Cordwainer Smith saw writing as a game. One of his favorite books was Homo Ludens by Huizinga.22 Sometimes it took him years to achieve the final version of a text23, but “he never labored over its style.”24 Some of the
best titles came from Frederik Pohl, who had found them in the stories themselves.
“Golden the Ship Was Oh! Oh! Oh!” and “The Lady Who Sailed The Soul”, the latter signed by Genevieve Linebarger and P.M.A., were the result of the writer’s collaboration with his wife. This collaboration, however, was so unrepeatable that “Down to a Sunless Sea”, written almost entirely by his widow, seems nearly apocryphal.
To achieve his unmistakable denouements, Cordwainer Smith also relies on unprecedented situations, surrealist images and absurd humor.
His scenery always has some scientific basis, a common feature in all science fiction, yet his sources are more poetic. “Alpha Ralpha Bouelevard” is inspired by a romantic painting (“The Storm” by Pierre August Cot) and explicitly evokes Paul et Virginie (1788) by Bernardin de Saint Pierre.
His spaceships have as little in common with the ones Flash Gordon flew as they do with those of NASA. The great sailing craft of the Second Era and the suggestive planoform spaceships are as romantic as a galleon.

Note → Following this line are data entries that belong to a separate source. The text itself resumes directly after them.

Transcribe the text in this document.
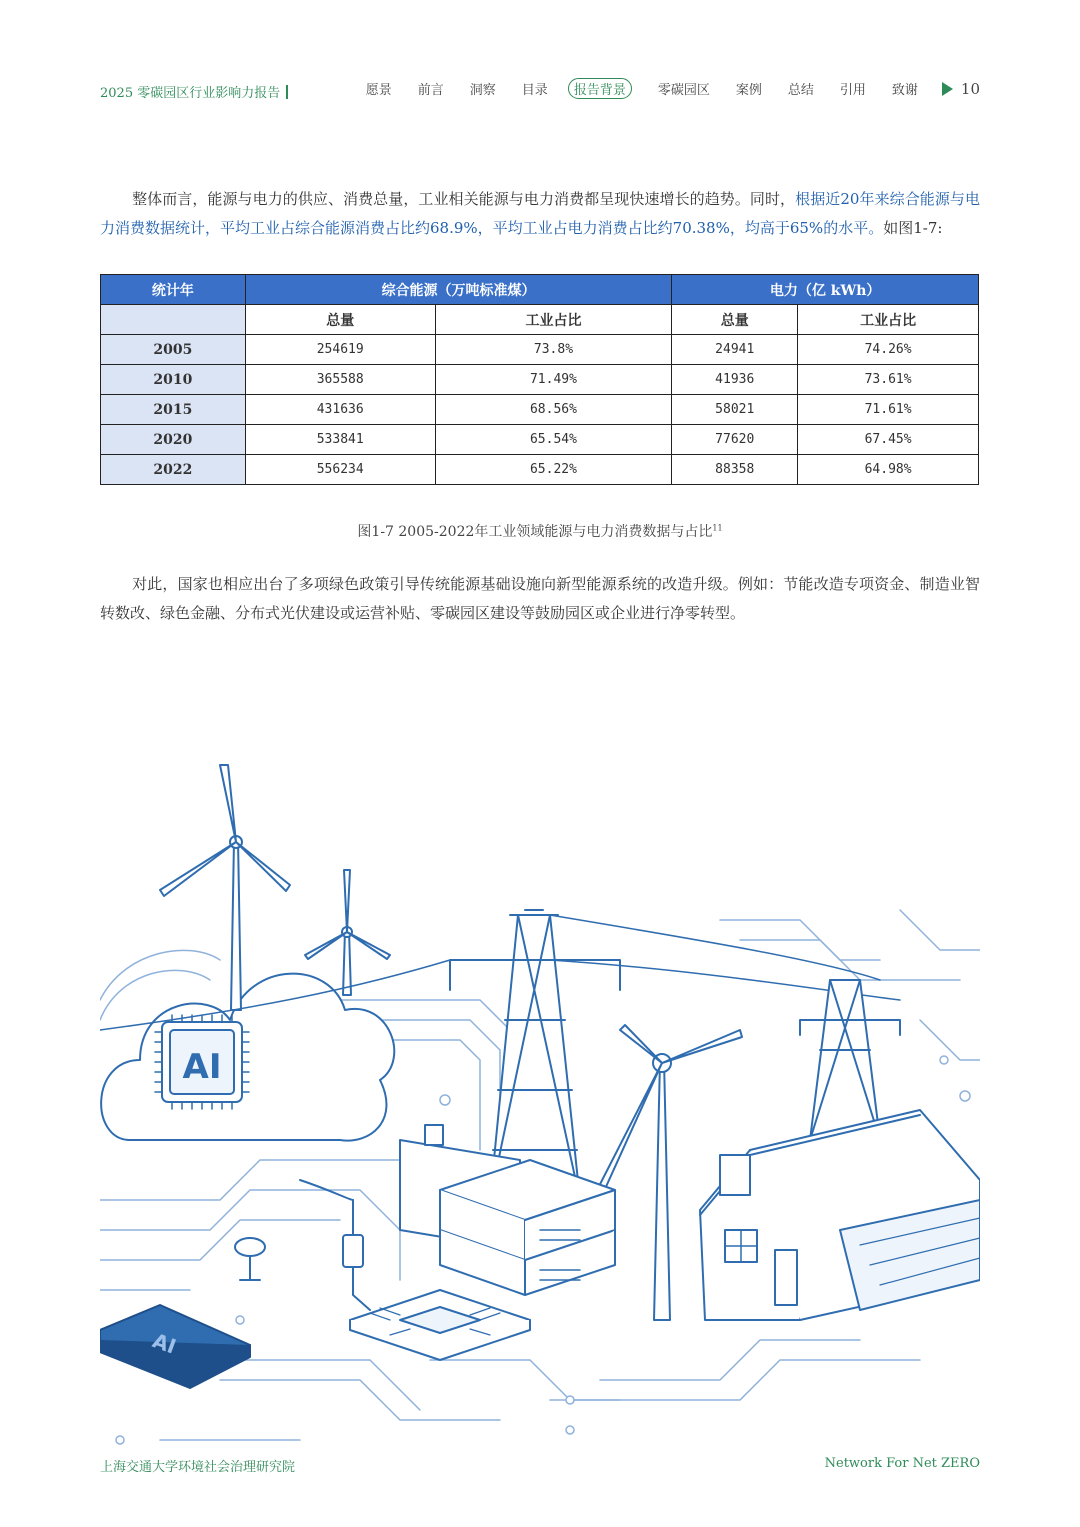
2025 零碳园区行业影响力报告	愿景 前言 洞察 目录	报告背景	零碳园区 案例 总结 引用 致谢	10
整体而言，能源与电力的供应、消费总量，工业相关能源与电力消费都呈现快速增长的趋势。同时，根据近20年来综合能源与电力消费数据统计，平均工业占综合能源消费占比约68.9%，平均工业占电力消费占比约70.38%，均高于65%的水平。如图1-7:
统计年	综合能源（万吨标准煤）		电力（亿 kWh）	
	总量	工业占比	总量	工业占比
2005	254619	73.8%	24941	74.26%
2010	365588	71.49%	41936	73.61%
2015	431636	68.56%	58021	71.61%
2020	533841	65.54%	77620	67.45%
2022	556234	65.22%	88358	64.98%
图1-7 2005-2022年工业领域能源与电力消费数据与占比$^{11}$
对此，国家也相应出台了多项绿色政策引导传统能源基础设施向新型能源系统的改造升级。例如：节能改造专项资金、制造业智转数改、绿色金融、分布式光伏建设或运营补贴、零碳园区建设等鼓励园区或企业进行净零转型。
AI
AI
上海交通大学环境社会治理研究院	Network For Net ZERO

Given that they travel through a different dimension, planoform craft do not require a defined structure. The spaceship Wu-feinstein is a replica of George Washington’s villa on Mount Vernon. A force field protects its sunny park and bright artificial sky from the cold and darkness of space. The craft that carries Rod MacBan from Mars to Earth is a log cabin. Beauregard mansion, where T’ruth keeps vigil over the sleep of Murray Madigan, is enclosed in a planoform bubble, which includes parks, gardens and a stretch of bay.